O outro grupo é chamado Olodum que significa "Deus dos deuses", Deus criador do
universo. Enquanto a maioria dos grupos musicais brasileiros usa amarelo e verde, o grupo Olodum
acrescenta vermelho e preto às suas fantasias. Segundo eles, vermelho significa sangue e preto pelo
orgulho de sua raça. O ritmo é forte, a atitude é uma mistura de diversão e agressividade, e o som
alto da bateria, dizem eles, "mantém os fantasmas afastados". As canções são geralmente sobre a
criação do universo, as maravilhas do criador e a origem da raça de escravos. Em uma de suas
canções mais populares, dizem que nasceram no Egito e são filhos do faraó. Aqui vemos uma
fantasia de grandiosidade, já que nenhum escravo foi enviado do Egito para o Brasil.

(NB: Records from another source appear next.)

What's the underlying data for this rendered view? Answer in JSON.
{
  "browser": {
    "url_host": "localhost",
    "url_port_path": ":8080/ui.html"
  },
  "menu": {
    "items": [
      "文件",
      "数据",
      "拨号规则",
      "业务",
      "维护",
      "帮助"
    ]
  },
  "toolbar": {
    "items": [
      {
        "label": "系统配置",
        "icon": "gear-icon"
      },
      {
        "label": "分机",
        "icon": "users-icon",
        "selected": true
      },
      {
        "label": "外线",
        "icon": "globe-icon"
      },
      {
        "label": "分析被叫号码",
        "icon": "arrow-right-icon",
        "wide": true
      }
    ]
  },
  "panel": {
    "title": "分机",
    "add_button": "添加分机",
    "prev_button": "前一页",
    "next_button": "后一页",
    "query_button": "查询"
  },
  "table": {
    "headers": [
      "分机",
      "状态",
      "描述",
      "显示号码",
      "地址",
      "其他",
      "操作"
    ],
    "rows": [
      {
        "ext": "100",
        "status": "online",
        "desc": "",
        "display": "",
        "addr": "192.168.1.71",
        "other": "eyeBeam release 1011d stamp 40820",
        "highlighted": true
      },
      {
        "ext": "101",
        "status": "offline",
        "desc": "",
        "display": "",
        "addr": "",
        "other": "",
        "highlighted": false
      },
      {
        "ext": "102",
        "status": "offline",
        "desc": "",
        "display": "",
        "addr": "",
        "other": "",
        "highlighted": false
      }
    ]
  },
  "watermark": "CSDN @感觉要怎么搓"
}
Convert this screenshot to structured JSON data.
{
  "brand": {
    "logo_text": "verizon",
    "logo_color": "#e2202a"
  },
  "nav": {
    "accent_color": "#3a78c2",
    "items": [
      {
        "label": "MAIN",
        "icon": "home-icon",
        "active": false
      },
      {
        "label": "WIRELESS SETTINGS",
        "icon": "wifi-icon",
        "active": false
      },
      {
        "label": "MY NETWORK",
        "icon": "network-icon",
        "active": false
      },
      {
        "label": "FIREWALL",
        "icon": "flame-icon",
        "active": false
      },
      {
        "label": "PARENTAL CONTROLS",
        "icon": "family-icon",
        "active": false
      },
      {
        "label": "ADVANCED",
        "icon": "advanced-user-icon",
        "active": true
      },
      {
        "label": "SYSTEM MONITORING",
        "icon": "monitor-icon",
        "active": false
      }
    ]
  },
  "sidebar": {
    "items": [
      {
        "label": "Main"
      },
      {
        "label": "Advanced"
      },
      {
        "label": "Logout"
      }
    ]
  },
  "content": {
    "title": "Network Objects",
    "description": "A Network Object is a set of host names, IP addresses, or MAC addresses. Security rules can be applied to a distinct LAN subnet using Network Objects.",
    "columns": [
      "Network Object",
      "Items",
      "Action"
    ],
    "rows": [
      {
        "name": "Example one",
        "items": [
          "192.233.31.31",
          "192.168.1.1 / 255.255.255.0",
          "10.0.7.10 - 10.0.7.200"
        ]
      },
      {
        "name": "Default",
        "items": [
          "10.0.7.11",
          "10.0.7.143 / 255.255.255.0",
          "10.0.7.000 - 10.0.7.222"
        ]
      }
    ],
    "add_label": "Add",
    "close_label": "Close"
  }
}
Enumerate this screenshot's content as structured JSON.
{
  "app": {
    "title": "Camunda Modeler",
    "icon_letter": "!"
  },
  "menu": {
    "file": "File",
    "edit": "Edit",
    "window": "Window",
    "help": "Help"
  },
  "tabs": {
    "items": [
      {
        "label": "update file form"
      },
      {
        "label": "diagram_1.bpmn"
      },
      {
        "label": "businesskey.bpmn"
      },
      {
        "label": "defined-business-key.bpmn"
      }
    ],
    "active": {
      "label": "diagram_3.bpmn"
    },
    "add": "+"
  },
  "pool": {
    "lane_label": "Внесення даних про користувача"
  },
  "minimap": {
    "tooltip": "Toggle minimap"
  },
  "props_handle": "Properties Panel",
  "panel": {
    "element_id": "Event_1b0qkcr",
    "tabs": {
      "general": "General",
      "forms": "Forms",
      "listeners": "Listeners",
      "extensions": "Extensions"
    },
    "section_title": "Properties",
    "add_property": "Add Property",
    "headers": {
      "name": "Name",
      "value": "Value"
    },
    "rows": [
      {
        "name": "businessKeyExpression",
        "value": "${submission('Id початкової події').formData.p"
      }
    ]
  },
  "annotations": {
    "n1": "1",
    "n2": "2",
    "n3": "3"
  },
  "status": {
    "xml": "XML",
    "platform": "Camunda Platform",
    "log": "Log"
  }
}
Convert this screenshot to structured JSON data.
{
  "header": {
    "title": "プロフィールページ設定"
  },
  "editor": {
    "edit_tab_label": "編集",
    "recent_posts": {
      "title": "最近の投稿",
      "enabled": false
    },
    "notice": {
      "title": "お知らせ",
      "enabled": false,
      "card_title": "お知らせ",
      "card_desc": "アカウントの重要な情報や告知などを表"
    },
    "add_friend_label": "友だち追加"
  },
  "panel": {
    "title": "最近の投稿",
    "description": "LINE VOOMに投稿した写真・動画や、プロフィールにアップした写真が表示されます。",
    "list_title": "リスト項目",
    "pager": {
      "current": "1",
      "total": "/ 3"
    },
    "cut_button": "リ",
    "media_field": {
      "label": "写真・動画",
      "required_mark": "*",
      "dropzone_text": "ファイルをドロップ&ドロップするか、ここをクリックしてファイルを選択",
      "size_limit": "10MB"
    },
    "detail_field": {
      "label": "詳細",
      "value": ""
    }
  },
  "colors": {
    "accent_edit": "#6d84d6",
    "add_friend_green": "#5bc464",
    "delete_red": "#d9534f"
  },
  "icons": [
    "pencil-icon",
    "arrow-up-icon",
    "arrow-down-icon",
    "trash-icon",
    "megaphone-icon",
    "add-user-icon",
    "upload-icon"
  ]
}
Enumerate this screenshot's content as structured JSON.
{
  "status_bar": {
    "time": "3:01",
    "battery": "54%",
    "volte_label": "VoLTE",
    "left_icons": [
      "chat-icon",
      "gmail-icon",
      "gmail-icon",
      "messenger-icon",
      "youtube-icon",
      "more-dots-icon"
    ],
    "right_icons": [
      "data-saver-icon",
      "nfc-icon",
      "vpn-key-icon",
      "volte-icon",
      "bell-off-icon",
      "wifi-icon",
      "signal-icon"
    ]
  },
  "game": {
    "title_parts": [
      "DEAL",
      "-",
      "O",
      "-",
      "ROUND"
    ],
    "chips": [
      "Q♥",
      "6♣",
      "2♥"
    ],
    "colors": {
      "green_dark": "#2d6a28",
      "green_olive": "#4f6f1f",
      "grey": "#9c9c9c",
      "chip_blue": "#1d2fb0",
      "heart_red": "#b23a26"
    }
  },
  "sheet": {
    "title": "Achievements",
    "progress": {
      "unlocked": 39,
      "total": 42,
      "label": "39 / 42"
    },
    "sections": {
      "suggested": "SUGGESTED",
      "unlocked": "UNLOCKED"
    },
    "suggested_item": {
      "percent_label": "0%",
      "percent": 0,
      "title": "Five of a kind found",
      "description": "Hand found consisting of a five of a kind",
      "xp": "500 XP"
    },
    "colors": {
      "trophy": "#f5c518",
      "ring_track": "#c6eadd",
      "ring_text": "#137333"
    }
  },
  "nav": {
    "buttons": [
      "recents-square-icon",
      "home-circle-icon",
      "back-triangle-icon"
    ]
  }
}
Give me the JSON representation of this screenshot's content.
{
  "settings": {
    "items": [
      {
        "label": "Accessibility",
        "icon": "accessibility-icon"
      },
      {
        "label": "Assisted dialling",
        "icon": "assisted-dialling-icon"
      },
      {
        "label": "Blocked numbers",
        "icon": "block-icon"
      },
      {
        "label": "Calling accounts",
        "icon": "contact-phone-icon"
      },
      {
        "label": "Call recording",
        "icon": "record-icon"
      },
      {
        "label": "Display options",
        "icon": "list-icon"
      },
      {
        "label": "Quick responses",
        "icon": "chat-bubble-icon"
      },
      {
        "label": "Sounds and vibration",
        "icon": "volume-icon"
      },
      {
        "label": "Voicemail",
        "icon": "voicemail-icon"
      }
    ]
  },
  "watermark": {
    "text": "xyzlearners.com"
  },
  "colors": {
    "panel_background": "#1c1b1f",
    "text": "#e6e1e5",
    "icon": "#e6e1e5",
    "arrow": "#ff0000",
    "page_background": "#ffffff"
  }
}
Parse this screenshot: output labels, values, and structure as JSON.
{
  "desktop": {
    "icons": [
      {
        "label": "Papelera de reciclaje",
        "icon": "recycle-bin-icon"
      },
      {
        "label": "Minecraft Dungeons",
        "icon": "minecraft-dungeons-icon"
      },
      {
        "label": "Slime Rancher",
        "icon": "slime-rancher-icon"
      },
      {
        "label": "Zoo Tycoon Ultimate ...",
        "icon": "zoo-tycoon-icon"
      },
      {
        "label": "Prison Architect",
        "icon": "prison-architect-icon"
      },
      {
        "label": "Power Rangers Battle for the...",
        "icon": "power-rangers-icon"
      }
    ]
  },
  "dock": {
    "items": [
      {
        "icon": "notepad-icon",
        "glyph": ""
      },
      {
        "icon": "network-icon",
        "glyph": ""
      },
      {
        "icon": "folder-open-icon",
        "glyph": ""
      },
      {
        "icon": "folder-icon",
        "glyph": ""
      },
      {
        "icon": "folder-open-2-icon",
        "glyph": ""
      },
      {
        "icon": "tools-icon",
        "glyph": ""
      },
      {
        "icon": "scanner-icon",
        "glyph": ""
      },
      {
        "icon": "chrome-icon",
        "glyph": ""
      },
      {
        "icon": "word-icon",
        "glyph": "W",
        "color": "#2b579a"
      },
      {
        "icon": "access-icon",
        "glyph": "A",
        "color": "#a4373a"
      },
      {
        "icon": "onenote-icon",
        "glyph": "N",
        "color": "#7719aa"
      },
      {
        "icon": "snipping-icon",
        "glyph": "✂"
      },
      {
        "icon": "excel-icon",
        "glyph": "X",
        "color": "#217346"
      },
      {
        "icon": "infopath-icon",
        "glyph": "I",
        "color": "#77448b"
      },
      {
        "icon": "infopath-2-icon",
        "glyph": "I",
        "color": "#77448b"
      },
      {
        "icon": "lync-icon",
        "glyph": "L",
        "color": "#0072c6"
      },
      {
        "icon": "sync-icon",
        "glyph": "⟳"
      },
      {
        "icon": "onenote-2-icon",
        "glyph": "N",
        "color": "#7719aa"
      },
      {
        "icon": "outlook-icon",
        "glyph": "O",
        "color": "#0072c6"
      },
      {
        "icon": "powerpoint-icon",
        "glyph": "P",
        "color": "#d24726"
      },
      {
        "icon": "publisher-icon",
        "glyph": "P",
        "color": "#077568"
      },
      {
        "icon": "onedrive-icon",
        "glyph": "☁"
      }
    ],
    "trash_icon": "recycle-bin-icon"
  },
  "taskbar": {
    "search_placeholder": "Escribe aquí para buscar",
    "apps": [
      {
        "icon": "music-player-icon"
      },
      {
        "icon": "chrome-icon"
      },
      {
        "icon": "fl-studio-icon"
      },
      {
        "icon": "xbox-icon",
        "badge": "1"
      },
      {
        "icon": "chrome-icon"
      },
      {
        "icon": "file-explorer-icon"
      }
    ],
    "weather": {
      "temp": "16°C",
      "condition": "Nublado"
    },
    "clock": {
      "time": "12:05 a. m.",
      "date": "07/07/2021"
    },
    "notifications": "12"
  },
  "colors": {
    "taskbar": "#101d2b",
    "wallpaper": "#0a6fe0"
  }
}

Na busca por uma identidade, é natural que busquemos nossos mitos de origem. No caso dos
afrodescendentes, esse retorno ao passado toca a questão da diáspora africana, já que, ao longo do
caminho, muitos perderam a origem, a história e o local de nascimento de seus pais. Assim, a
música, os vestidos e acessórios criam uma imagem da "Mamma Africa", idealizando uma África
mítica para poder criar tradições afro-brasileiras. Por outro lado, algumas das letras de Olodum são
famosas pelo ritmo alegre que expressa esperança na construção de um país unido. Nessas canções
não há referências à escravidão, de fato, um dos temas mais comuns é o herói negro que sacode o
país e o transforma, não com a guerra, mas com uma atitude amorosa.
E. Visita à igreja de Nossa Senhora do Rosário
Antigos escravos construíram esta igreja no século XVII e a decoraram com o ouro que
podiam esconder em seus bolsos enquanto construíam igrejas para seus mestres. Muito bem
escondido na parte de trás há um pequeno cemitério e uma espécie de janela de vidro. Uma
escavação revelou que os esqueletos enterrados ali eram de escravos ainda usando suas correntes,
escravos que foram mortos no pelourinho. Seus corpos tinham que ficar expostos ao público para
que pudessem servir como exemplo. No entanto, durante a noite os membros da comunidade viriam
e os enterrariam em um local escondido. A pequena janela de vidro tem duas estátuas da escrava
Anastácia, que se tornou um dos poucos mitos da escravatura. Anastácia é a lenda de um belo
jovem escravo. Ela é desejada por seu mestre, cuja esposa é tão invejosa de sua beleza que ela tem a
boca de Anastacia coberta para que ela morra de fome e sede. No fundo, essa lenda elogia a beleza
negra e o apelo sexual como superior à da mulher branca.
CONCLUSÕES
Todas essas observações nos permitem levantar várias questões. O primeiro conjunto de
perguntas abaixo é semelhante àquelas levantadas por Eyerman (2001) em seu livro Trauma
Cultural: Escravidão e a Formação da Identidade Afro-Americana ao analisar a escravidão nos
Estados Unidos:
Quais imagens os afrodescendentes devem apresentar a si mesmos e aos turistas e à
população branca? Como a expressão cultural dos descendentes de africanos evoluiu, mudou e
voltou às suas origens através das gerações?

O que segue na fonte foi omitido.